I looked at Gluster, CEPH, and similar, but didn't yet come up with a decent plan for handling offsite storage, but I know I have only six months or so before the need becomes pressing. I imagine the plan has to be using N-small servers with local storage, rather than 1-Large server, purely because pricing is going to be better that way.

Decisions decisions.

Comments On This Entry

  1. [gravitar] Andy Cater

    HP Microserver and 8TB worth of disks might be suitable and small enough to carry around.

  2. [author] Steve Kemp

    When I think off-site I think "remote", rather than remembering to juggle hardware around manually, though as you suggest external drives and similar will work for that.

    (+/- pi, cube, microserver to drive them.)

  3. [gravitar] Charles Darke

    What about using google and just encrypting all the data?

  4. [author] Steve Kemp

    Encryption is pretty much a given anyway, regardless of who hosts things.

    The trade-off is control vs. privacy and reliability.

  5. [gravitar] yuval

    Have you seen camlistore.org ?

  6. [gravitar] Uli Martens

    Depending on your data, you might take a look at git-annex (https://git-annex.branchable.com/walkthrough/ for a good start).

    It will probably work better with larger files than millions of small ones, but that's not an issue of whether it works, but rather of how fast. :)

    I'm using a mix of local storage, usb storage and remote storage to keep backups and media files both directly available and redundantly offsite/offline, which works great as each repository knows which data content (it's hashed) should be there, and i can configure how often (and where) the actual data is stored.

  7. [author] Steve Kemp

    I spent a while looking at camlistore, and xtreemfs, beyond that I've not been thinking of git-annex because I'm thinking more about the storage side than the transport.

    I figure a filesystem would be ideal, but equally a naive "blob-server" with a good client support and ability to retrieve will work. (Which is why I was looking at S3-compatible servers as well as replicating filesystems.)

    My only immediate comment is that Ceph feels fragile, camlistore seems nice, and Gluster is best avoided.

  8. [gravitar] Paulo Almeida

    Any particular reason why Ceph feels fragile? I only ask because I'm looking into deploying it myself.

  9. [author] Steve Kemp

    Perhaps fragile isnt' the right word. There are lots of components to the system, the object store, the index store, and I don't have a good feeling for which ones you can kill and restart and which you can't.

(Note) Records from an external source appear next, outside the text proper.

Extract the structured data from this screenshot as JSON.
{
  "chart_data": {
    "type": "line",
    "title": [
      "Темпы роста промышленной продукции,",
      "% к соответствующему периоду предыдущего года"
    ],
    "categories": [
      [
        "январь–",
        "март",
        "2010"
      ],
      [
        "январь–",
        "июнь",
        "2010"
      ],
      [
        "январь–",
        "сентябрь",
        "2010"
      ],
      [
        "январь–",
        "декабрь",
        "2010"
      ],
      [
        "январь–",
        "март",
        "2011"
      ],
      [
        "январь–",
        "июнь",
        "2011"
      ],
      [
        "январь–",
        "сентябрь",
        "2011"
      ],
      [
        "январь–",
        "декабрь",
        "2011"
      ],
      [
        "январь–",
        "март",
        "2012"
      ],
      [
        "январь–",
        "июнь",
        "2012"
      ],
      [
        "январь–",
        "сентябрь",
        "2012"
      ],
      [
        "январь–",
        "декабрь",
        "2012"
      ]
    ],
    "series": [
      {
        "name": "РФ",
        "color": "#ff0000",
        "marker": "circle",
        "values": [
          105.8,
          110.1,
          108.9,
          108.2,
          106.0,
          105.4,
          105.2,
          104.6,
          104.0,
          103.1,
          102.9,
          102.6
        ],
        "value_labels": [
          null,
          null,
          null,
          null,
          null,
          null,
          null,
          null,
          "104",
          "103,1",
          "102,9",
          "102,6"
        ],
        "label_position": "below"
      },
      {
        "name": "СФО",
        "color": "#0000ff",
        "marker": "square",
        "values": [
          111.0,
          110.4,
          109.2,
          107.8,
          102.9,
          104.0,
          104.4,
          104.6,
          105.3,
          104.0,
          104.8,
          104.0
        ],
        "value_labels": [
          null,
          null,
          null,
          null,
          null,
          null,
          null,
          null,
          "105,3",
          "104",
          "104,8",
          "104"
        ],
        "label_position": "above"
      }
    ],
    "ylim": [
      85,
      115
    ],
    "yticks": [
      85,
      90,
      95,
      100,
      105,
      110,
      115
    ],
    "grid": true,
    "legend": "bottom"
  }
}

    Instead I should say that it feels like the software is broken down into distinct parts that seem to make sense, from the outside looking in, but I've not yet sure how failures at different levels are handled, and I can't see a decent discussion of that.

    (i.e. If you're storing data on, say cheap virtual machines, it seems obvious that one or two will die every now and again, so you need to be failure tolerant and I'm not sure how ceph handles that.)

  10. [gravitar] Nux

    Also check out https://tahoe-lafs.org/

  11. [gravitar] Tobe

    Backupsy works out well for me

  12. [gravitar] Paul Walker

    Hi

    Just wondering if you'd already considered/discarded rsync.net for some reason...? (Cost is a valid reason.)

    Paul

  13. [author] Steve Kemp

    I think the reason I avoided rsync.net was price, but I know I didn't look at it recently. I'm not sure why actually, I should go look.